Sound – das laute Monster
Das iPad Pro besitzt erstmals in der iPad Geschichte vier Lautsprecher. Jede Ecke verpasst einen einzelnen verpasst, sodass der Sound immer derselbe ist. Im Inneren arbeitet eine Technologie, welche den Ton je nach Lage des Tablets anpassen soll. In meinem Test habe ich allerdings keine Änderung wahrgenommen – egal ob bei der Musik oder im Film. Dafür sorgen die Lautsprecher im Allgemeinen für einen unglaublichen Sound. Der Klang ist um Vielfaches lauter als der der iPad Air 2. Außerdem werden die Bässe und Höhen jetzt noch besser ausgenutzt wodurch eine ganz neue Klangvielfalt aufkommt. In der Tat habe ich Töne in Musikstücken gehört, welche zuvor nie da gewesen sind. Vor allem bei Filmen präsentiert sich der Sound von seiner besten Seite.
Akku – denkste
Neues iPad, besserer Akku – von wegen. Das neue iPad Pro 9,7 Zoll besitzt den Akku des iPad Air 2. Obwohl das neue iPad Pro einen deutlich besseren Prozessor hat sollen weiterhin Laufzeiten von bis zu zehn Stunden im Mischbetrieb erreicht werden. Einen abschließendes Akkuurteil kann ich aktuell aber noch nicht fällen. Heute habe ich das Gerät nun schon vier Tage und muss es schon ein zweites Mal laden. Mit dem iPad Air 2 komme ich im Standard eine Woche über die Runden. Der Vergleich ist jetzt aber alles andere als Fair: da ich das iPad auf Herz und Nieren getestet habe, sind die Werte sicherlich akzeptabel. Wie sich der Akkumulator letzen Endes schlägt, lässt sich ohnehin nur im Langzeittest sagen.
Fazit
Zwar bietet das iPad Pro 9,7 Zoll keine großen Innovationen, trotzdem kann die Neuheit überzeugen. Das iPad Pro besitzt einen deutlich besseren Prozessor, welcher jedoch gedrosselt ist und zumal nicht mehr Arbeitsspeicher bekommt. Dafür kann das Display mit einer deutlich besseren Farbvielfalt und dem TrueTone Display punkten. Die Displaybeschichtung kann indes von nichts getoppt werden. Der Bildschirm spiegelt weniger und das Arbeiten im Freien kann endlich mehr Spaß machen. Wie ich Apple kenne geht da noch mehr – einfach eine Frage der Zeit. Der neue Sound ist umwerfend, wenn auch kein Muss. Die Tatsache, dass die Kamera absteht, lässt das Design schlecht dastehen. Dafür hat Apple bei dem LTE-Modell den Antennenstreifen mittlerweile in den Griff bekommen, was der Optik zu gute kommt.
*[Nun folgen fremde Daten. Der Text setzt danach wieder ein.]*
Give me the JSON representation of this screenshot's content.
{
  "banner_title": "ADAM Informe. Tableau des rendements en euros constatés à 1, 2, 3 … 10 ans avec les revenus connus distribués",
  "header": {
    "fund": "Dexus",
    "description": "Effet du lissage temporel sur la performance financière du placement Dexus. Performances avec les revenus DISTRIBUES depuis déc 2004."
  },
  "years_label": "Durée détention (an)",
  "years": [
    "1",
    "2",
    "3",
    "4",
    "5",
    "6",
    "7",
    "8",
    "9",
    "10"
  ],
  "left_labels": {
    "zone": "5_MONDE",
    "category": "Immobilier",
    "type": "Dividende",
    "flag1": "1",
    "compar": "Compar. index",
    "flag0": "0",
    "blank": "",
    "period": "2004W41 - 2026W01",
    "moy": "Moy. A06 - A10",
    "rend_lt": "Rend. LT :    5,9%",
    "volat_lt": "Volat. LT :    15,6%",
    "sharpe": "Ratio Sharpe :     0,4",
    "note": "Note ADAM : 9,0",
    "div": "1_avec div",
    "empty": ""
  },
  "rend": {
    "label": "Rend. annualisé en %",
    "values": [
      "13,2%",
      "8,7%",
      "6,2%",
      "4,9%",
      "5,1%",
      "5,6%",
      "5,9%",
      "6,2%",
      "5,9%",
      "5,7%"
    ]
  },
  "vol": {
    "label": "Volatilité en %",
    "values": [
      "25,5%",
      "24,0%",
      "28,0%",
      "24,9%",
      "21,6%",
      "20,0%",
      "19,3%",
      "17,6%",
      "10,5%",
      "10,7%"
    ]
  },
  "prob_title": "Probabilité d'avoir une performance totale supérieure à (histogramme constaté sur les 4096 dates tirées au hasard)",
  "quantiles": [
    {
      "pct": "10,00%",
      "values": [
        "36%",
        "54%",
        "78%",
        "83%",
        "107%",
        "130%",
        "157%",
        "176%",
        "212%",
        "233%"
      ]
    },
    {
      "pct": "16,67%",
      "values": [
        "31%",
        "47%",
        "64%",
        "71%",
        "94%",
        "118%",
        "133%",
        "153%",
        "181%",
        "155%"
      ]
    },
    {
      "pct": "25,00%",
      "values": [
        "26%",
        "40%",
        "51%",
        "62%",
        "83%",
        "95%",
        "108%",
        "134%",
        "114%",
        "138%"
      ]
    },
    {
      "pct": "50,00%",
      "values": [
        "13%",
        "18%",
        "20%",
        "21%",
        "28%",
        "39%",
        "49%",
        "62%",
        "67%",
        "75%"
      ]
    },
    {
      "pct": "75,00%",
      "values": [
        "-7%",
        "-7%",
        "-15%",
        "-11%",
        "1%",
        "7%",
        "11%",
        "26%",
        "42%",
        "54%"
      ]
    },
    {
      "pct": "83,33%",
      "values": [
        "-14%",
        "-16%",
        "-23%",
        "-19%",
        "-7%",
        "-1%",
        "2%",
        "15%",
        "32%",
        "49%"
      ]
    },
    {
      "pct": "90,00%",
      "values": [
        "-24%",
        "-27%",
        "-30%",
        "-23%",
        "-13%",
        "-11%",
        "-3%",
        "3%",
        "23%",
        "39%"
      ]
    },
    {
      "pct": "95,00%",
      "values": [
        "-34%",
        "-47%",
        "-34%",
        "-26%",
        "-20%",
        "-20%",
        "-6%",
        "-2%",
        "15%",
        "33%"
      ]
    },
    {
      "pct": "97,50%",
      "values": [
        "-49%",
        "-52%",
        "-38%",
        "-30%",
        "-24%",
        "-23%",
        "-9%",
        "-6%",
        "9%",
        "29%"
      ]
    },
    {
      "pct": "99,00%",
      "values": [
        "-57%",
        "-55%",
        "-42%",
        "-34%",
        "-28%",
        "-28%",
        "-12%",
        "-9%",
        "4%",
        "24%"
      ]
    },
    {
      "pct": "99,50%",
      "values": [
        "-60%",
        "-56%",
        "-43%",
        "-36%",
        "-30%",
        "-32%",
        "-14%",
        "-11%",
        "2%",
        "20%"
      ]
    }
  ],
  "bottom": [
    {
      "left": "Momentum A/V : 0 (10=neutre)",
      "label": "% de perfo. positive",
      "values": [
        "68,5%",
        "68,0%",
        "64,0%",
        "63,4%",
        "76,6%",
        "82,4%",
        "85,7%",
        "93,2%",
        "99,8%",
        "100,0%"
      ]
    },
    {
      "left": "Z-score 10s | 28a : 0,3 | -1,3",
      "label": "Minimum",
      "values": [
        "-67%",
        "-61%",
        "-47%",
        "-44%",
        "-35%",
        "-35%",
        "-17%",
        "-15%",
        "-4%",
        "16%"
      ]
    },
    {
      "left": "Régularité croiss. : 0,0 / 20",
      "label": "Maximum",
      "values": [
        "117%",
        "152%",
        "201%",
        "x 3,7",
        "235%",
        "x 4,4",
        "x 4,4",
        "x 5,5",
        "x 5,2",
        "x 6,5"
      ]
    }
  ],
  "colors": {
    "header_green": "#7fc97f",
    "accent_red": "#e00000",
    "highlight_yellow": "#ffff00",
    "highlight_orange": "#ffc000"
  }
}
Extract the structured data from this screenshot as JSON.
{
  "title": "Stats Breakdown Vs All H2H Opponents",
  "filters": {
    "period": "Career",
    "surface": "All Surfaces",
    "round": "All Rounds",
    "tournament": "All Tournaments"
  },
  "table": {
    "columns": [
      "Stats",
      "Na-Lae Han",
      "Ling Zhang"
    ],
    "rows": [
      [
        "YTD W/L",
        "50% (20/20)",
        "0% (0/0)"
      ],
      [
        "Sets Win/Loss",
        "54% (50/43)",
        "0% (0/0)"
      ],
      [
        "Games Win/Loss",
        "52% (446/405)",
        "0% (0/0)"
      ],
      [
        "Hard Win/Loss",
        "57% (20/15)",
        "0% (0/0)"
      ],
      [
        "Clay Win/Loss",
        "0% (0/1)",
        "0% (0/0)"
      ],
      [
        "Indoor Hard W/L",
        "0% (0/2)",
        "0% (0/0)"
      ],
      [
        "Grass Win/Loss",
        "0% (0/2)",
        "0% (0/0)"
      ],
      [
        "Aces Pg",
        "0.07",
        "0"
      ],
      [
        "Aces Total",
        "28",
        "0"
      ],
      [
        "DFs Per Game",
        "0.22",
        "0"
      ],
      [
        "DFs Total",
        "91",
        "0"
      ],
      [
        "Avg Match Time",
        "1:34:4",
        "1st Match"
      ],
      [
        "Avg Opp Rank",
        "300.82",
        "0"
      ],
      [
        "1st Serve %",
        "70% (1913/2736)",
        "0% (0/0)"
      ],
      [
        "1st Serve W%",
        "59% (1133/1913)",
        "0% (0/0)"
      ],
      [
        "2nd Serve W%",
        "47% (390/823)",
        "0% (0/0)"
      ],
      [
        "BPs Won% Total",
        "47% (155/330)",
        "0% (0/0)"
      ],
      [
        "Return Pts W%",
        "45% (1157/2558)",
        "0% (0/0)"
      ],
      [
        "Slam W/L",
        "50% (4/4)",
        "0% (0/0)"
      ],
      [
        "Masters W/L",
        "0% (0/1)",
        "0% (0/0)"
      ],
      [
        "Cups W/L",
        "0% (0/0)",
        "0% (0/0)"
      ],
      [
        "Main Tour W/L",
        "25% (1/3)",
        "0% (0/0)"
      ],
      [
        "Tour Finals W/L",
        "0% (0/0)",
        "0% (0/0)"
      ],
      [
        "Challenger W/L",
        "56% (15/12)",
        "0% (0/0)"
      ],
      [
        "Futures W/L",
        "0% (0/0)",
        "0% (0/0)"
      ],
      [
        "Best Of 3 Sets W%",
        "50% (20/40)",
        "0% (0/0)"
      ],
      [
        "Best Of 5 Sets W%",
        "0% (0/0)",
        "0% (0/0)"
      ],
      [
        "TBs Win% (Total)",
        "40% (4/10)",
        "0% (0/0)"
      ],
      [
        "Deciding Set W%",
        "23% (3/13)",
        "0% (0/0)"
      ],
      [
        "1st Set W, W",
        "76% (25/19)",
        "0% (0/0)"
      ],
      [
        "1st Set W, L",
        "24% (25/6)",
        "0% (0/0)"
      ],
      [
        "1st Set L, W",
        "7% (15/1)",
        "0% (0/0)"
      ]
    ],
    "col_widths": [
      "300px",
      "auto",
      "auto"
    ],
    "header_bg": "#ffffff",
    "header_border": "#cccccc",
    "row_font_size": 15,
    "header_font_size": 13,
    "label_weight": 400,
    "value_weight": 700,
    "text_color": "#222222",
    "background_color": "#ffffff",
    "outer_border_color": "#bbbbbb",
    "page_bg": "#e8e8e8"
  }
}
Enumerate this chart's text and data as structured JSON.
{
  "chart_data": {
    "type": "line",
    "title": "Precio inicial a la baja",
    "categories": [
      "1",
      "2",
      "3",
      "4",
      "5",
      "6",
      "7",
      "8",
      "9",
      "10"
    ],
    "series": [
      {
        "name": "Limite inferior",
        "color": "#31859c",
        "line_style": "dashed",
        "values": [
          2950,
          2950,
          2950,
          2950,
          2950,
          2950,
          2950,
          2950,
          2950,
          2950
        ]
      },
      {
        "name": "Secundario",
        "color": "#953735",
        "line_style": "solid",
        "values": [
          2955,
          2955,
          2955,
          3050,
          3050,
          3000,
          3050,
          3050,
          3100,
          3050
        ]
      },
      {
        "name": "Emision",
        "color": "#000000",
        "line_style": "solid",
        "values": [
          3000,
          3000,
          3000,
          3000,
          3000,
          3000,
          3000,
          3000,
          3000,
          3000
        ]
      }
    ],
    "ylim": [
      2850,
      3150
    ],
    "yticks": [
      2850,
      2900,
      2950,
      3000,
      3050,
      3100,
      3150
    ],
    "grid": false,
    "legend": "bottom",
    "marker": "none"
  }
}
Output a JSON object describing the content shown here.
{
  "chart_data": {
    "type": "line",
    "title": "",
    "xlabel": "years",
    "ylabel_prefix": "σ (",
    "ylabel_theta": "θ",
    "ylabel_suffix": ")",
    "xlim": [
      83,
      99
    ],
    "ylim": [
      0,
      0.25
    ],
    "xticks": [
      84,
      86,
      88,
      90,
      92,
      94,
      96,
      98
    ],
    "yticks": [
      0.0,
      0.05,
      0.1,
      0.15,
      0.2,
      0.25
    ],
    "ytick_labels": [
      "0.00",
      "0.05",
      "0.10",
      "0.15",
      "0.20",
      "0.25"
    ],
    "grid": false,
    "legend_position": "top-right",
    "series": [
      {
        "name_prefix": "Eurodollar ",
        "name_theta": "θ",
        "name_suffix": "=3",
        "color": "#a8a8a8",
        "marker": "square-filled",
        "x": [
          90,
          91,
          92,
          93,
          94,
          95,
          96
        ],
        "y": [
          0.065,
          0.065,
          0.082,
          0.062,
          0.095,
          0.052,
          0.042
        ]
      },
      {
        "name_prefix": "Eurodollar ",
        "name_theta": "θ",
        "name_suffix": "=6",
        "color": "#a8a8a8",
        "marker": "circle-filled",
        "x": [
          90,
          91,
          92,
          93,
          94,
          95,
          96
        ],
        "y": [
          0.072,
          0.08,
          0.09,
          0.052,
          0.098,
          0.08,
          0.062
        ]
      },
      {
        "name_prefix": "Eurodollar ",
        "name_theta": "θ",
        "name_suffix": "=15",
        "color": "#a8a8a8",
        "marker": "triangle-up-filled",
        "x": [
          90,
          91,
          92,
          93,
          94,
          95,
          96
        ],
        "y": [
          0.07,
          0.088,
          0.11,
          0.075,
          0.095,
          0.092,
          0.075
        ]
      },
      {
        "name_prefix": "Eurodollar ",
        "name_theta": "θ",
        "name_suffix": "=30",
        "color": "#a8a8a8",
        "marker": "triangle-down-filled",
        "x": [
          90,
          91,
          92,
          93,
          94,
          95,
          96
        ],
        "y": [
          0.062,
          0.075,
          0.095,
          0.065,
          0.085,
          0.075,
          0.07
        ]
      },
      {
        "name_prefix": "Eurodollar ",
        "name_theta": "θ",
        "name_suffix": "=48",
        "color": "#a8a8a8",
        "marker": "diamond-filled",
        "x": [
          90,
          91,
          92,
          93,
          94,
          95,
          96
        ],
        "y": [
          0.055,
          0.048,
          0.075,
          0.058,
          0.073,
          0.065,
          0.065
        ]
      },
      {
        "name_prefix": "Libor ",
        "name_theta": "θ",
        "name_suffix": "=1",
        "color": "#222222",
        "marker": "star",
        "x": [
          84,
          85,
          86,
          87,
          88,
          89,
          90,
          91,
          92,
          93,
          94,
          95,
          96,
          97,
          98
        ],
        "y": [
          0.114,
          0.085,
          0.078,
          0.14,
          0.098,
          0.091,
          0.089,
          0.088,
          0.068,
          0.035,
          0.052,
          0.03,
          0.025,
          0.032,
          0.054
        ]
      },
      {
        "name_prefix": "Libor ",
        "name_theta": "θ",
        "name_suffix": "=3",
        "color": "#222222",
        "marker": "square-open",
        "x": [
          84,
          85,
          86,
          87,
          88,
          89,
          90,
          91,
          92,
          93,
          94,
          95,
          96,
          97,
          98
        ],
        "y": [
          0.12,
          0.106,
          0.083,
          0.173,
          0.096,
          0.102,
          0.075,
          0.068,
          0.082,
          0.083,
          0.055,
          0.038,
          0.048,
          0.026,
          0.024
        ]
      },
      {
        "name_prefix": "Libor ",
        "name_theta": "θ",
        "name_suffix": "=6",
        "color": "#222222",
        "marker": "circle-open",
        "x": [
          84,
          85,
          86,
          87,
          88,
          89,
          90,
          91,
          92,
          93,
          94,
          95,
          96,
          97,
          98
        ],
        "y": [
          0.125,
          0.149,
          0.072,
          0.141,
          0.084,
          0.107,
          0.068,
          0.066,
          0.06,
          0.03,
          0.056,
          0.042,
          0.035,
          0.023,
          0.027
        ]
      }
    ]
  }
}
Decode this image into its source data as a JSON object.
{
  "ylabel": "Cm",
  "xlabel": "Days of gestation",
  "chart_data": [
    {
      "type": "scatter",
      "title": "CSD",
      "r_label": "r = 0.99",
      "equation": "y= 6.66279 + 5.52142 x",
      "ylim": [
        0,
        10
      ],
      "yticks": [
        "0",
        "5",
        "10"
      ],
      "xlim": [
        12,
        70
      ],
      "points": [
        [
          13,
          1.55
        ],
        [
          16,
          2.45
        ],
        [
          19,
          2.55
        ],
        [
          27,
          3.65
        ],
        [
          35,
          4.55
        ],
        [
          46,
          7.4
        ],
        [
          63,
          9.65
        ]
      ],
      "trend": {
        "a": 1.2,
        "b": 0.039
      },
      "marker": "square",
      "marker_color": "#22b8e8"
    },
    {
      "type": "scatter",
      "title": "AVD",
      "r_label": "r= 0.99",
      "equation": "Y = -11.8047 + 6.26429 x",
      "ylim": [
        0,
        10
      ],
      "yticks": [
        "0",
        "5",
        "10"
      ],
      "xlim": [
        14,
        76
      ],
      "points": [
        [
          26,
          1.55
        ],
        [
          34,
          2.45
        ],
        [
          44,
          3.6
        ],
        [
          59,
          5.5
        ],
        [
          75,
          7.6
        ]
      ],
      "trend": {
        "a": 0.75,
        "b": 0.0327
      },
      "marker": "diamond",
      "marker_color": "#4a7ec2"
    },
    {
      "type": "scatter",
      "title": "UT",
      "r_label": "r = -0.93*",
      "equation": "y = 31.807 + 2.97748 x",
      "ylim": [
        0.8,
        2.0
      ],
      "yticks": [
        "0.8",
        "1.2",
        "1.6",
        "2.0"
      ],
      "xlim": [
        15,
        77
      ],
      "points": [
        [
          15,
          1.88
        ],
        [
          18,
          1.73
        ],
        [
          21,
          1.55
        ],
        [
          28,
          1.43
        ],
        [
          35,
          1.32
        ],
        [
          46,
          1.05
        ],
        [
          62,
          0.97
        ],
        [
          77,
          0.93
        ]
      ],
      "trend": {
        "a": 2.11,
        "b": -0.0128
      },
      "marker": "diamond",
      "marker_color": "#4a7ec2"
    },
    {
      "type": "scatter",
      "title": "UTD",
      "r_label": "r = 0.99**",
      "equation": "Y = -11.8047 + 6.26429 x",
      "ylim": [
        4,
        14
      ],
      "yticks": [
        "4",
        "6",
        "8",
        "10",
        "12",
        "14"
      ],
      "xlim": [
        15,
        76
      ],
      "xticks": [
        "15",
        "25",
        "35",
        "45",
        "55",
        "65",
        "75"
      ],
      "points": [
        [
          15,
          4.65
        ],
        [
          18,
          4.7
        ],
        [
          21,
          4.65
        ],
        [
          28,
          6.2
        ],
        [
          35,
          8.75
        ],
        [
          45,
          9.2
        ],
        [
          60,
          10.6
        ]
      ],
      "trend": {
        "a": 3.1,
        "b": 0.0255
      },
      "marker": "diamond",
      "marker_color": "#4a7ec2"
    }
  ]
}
Außerdem kann die Kamera den Kunden mit der Bildqualität und den 4k Videos überzeugen – sofern dieser kein iPhone 6s in seiner Tasche hat. Denn dann wird diese durchaus überflüssig. Auch der Apple Pencil arbeitet hervorragend mit dem iPad Pro, welcher jedoch nicht unbedingt in das Ranking einfließen sollte. Denn über 700 Euro insgesamt nur für einen Stift zu investieren ist übertrieben. Endlich verpasst Apple dem iPad Pro einen 256 Gigabyte großen Speicher und die LTE-Variante startet bereits bei 32 Gigabyte – wie auch die WiFionly Variante. Jetzt kommt das große Aber: die Preise des neuen iPad Pros tuen verdammt weh. Im Vergleich zum iPad Air 2 sind die Preise des iPad Pros drastisch gestiegen. Die Wenigsten werden die 689 Euro für 32 Gigabyte verkraften. Und dann wäre auch noch der Speicherplatz: ein Upgrade kostet hier stolze 180 Euro – einfach übertrieben. Dafür hat Apple dieses Mal die 64 Gigabyte Edition weggelassen und macht gleich mit 128 Gigabyte weiter. Wer dann noch LTE benötigt muss mit 150 Euro Aufpreis extrem tief in die Tasche greifen. Der Preis ist im Vergleich zu den alten iPads nicht mehr gerechtfertigt, aber Apple kann es sich eben leisten. Das iPad Pro ist ein geniales Tablet – ohne Frage. Ob sich der Umstieg von einem iPad Air 2 lohnt, muss dann doch jeder selbst entscheiden.